To compute a 95% confidence interval for the population mean length of all term papers, we can use the t-distribution since the sample size is small (<30) and the population standard deviation is unknown.
Step 1: Calculate the sample mean:
- Add up all the values: 14 + 20 + 25 + 10 + 16 + 8 + 15 + 12 + 18 + 9 = 147
- Divide by the sample size: 147 / 10 = 14.7
Step 2: Calculate the sample standard deviation:
- Subtract the sample mean from each value and square the result:
(14 - 14.7)^2, (20 - 14.7)^2, (25 - 14.7)^2, (10 - 14.7)^2, (16 - 14.7)^2, (8 - 14.7)^2, (15 - 14.7)^2, (12 - 14.7)^2, (18 - 14.7)^2, (9 - 14.7)^2
- Add up all these squared differences: 36.1 + 21.61 + 113.29 + 21.61 + 1.69 + 40.89 + 0.09 + 7.29 + 10.89 + 27.09 = 280.47
- Divide by (n-1) (where n is the sample size): 280.47 / 9 = 31.16
- Take the square root of the result: sqrt(31.16) ≈ 5.58
Step 3: Calculate the standard error:
- Divide the sample standard deviation by the square root of the sample size: 5.58 / sqrt(10) ≈ 1.76
Step 4: Find the critical value from the t-distribution:
- The degrees of freedom will be (n-1), where n is the sample size: (10 - 1) = 9
- Calculate the critical value using a t-table or software. For 95% confidence level and 9 degrees of freedom, the critical value is approximately 2.262.
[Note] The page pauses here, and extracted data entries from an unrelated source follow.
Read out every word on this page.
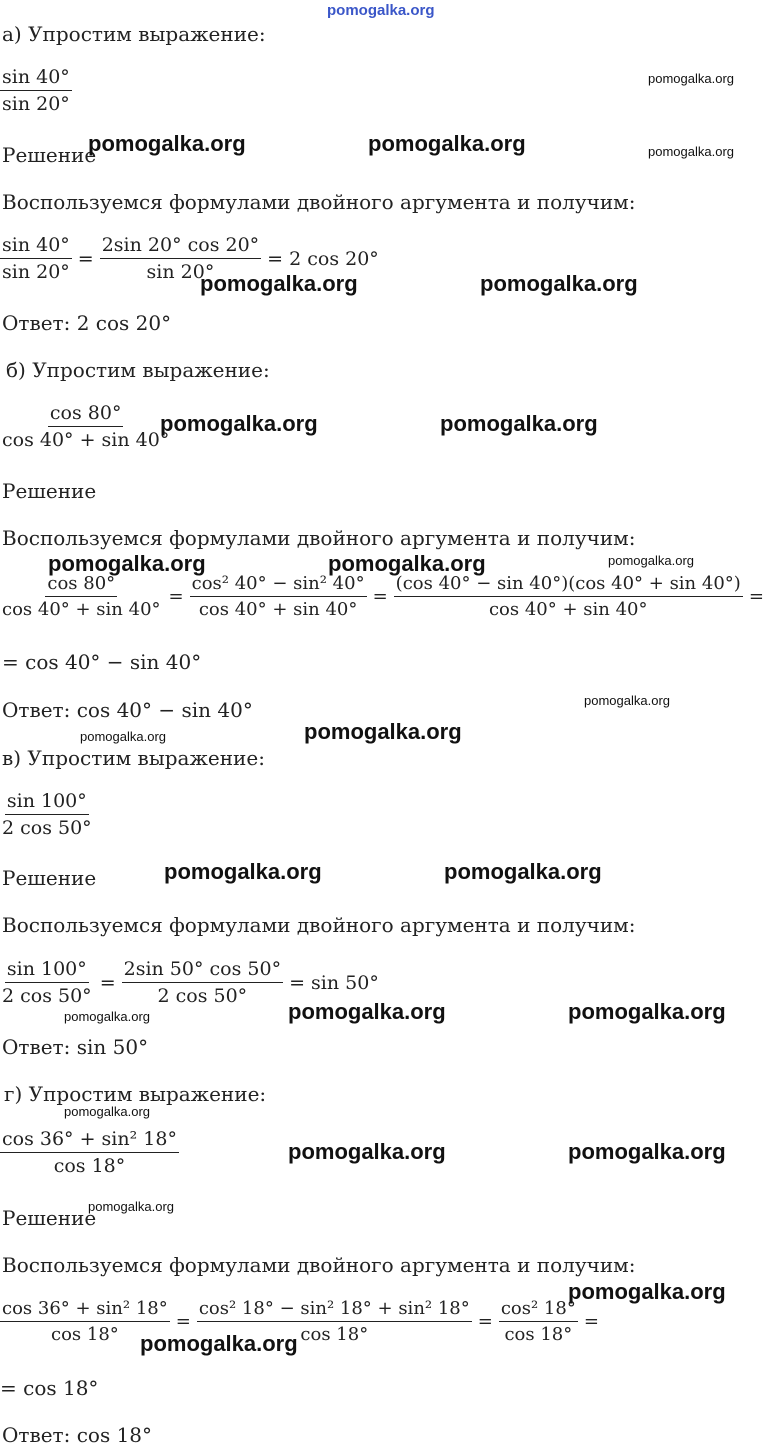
pomogalka.org
а) Упростим выражение:
$\frac{\sin 40^\circ}{\sin 20^\circ}$
Решение
Воспользуемся формулами двойного аргумента и получим:
$\frac{\sin 40^\circ}{\sin 20^\circ} = \frac{2\sin 20^\circ \cos 20^\circ}{\sin 20^\circ} = 2$ cos 20°
Ответ: 2 cos 20°
б) Упростим выражение:
$\frac{\cos 80^\circ}{\cos 40^\circ + \sin 40^\circ}$
Решение
Воспользуемся формулами двойного аргумента и получим:
$\frac{\cos 80^\circ}{\cos 40^\circ + \sin 40^\circ} = \frac{\text{cos² 40° − sin² 40°}}{\cos 40^\circ + \sin 40^\circ} = \frac{(\cos 40^\circ - \sin 40^\circ)(\cos 40^\circ + \sin 40^\circ)}{\cos 40^\circ + \sin 40^\circ}$ =
= cos 40° − sin 40°
Ответ: cos 40° − sin 40°
в) Упростим выражение:
$\frac{\sin 100^\circ}{2 \cos 50^\circ}$
Решение
Воспользуемся формулами двойного аргумента и получим:
$\frac{\sin 100^\circ}{2 \cos 50^\circ} = \frac{2\sin 50^\circ \cos 50^\circ}{2 \cos 50^\circ} = \sin 50^\circ$
Ответ: sin 50°
г) Упростим выражение:
$\frac{\text{cos 36° + sin² 18°}}{\cos 18^\circ}$
Решение
Воспользуемся формулами двойного аргумента и получим:
$\frac{\text{cos 36° + sin² 18°}}{\cos 18^\circ} = \frac{\text{cos² 18° − sin² 18° + sin² 18°}}{\cos 18^\circ} = \frac{\text{cos² 18°}}{\cos 18^\circ}$ =
= cos 18°
Ответ: cos 18°
pomogalka.org
pomogalka.org	pomogalka.org	pomogalka.org
pomogalka.org	pomogalka.org
pomogalka.org	pomogalka.org
pomogalka.org	pomogalka.org	pomogalka.org
pomogalka.org
pomogalka.org
pomogalka.org
pomogalka.org	pomogalka.org
pomogalka.org	pomogalka.org
pomogalka.org
pomogalka.org
pomogalka.org	pomogalka.org
pomogalka.org
pomogalka.org
pomogalka.org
Step 5: Calculate the margin of error:
- Multiply the standard error by the critical value: 1.76 * 2.262 ≈ 3.98
Step 6: Calculate the confidence interval:
- Subtract the margin of error from the sample mean: 14.7 - 3.98 ≈ 10.72
- Add the margin of error to the sample mean: 14.7 + 3.98 ≈ 18.68
The 95% confidence interval for the population mean length of all term papers is approximately 10.72 to 18.68 pages.
Interpretation: Based on the sample of 10 term papers, we are 95% confident that the population mean length of all term papers for Mr. Crandall's class falls between 10.72 and 18.68 pages. This means if we were to repeat this sampling process many times, 95% of the resulting confidence intervals would contain the true population mean length.
Assumptions: In order to use the t-distribution and perform a confidence interval analysis, we assume that the sample is random, the sample size is small enough, the population standard deviation is unknown, and the variable being measured (length of term papers) is approximately normally distributed in the population.